A coworker once defined regex as a write-only language and he definitely had a point. I love regex but it can be time consuming figuring out exactly what a complex regex expression is doing.
It’s often developers who never took a finite automata class who I’ve seen struggle with regular expressions.
It’s kind of like writing code in C while not understanding how memory management works
Huh. That class looked hard as hell, I didn’t take it, and now I’m 2 years out of school still googling regex every time I need it.
Maybe I should do some reading 😅
It was mandatory. I’m glad I took it, but I’m glad it’s over 😂😂😂
Just look up how finite automatas work. You don’t need to understand turing machines or turing completeness
You can also ask it to do write VBA code for Excel, or Jira queries.
Still a bit new to Jira, what are Jira queries?
Typically called JQL, it’s a simple query language to find info. For example, there’s a simple query to find epics with a particular affects version and/or fix version, or return epics that are missing information in a particular field.
The default or basic Jira can’t do some things though. Like I haven’t been able to get the total number of story points from issues within an epic. I think you need a 3rd party plugin for that.
That’s nice to know, hopefully I can bring that up during our sprint planning sessions when necessary.

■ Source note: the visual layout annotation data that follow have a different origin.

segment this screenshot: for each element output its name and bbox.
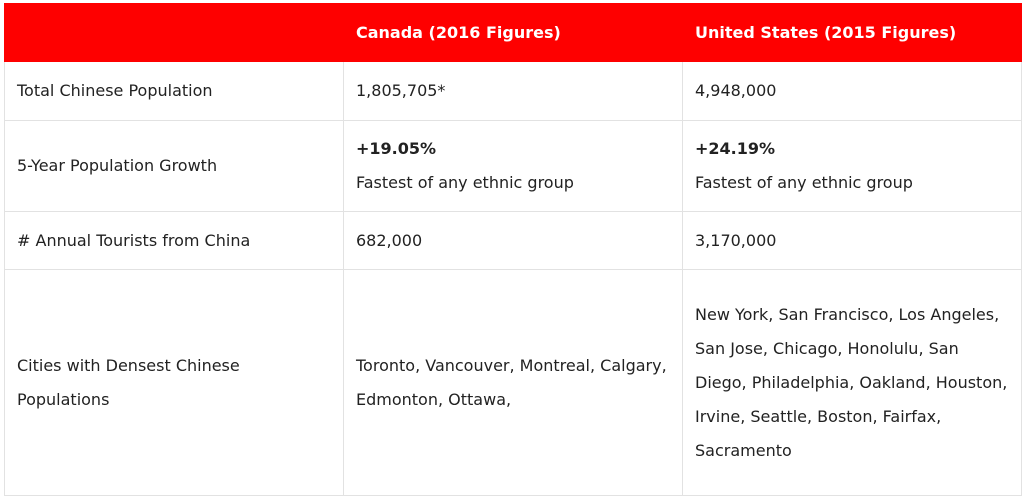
header-row: Canada (2016 Figures) United States (201… [4,3,1022,62]
us-cell: 4,948,000 [682,61,1022,121]
us-growth-note: Fastest of any ethnic group [695,173,913,192]
table-row: 5-Year Population Growth +19.05% Fastest… [4,120,1022,212]
us-cell: 3,170,000 [682,211,1022,270]
us-cell: +24.19% Fastest of any ethnic group [682,120,1022,212]
header-canada: Canada (2016 Figures) [343,3,683,62]
canada-growth-note: Fastest of any ethnic group [356,173,574,192]
canada-growth-value: +19.05% [356,139,437,158]
us-growth-value: +24.19% [695,139,776,158]
header-empty [4,3,344,62]
canada-cell: 1,805,705* [343,61,683,121]
canada-cell: 682,000 [343,211,683,270]
row-label: Total Chinese Population [4,61,344,121]
canada-cell: +19.05% Fastest of any ethnic group [343,120,683,212]
comparison-table: Canada (2016 Figures) United States (201… [4,3,1022,496]
table-row: # Annual Tourists from China 682,000 3,1… [4,211,1022,270]
row-label: 5-Year Population Growth [4,120,344,212]
header-united-states: United States (2015 Figures) [682,3,1022,62]
row-label: # Annual Tourists from China [4,211,344,270]
table-row: Cities with Densest Chinese Populations … [4,269,1022,496]
row-label: Cities with Densest Chinese Populations [4,269,344,496]
canada-cell: Toronto, Vancouver, Montreal, Calgary, E… [343,269,683,496]
table-row: Total Chinese Population 1,805,705* 4,94… [4,61,1022,121]
us-cell: New York, San Francisco, Los Angeles, Sa… [682,269,1022,496]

My biggest problem with it has been that it doesn’t necessarily understand that some things are impossible - for example, variable-length lookbehinds.
A variable length lookbehind is the same as the opposite of a variable length lookahead.
That depends on the regex flavor. Some of them have full support for variable length lookbehinds, for example JavaScript and third-party
regex
module for Python.
Wait, you guys don’t use AI to make regex?
I use regex101.com
Up to now that usually was faster than trying to get chatGPT to generate something worthwhile. However, if you define some test cases first, the combination of both will even get the sales guy there eventually.
Ugh god it’s been a shit day with sales, let’s not bring them up. The turds.
I tried it and naaah it’s not that great. Keeps giving a rule for sample text too, despite really making it clear that I want a more general one.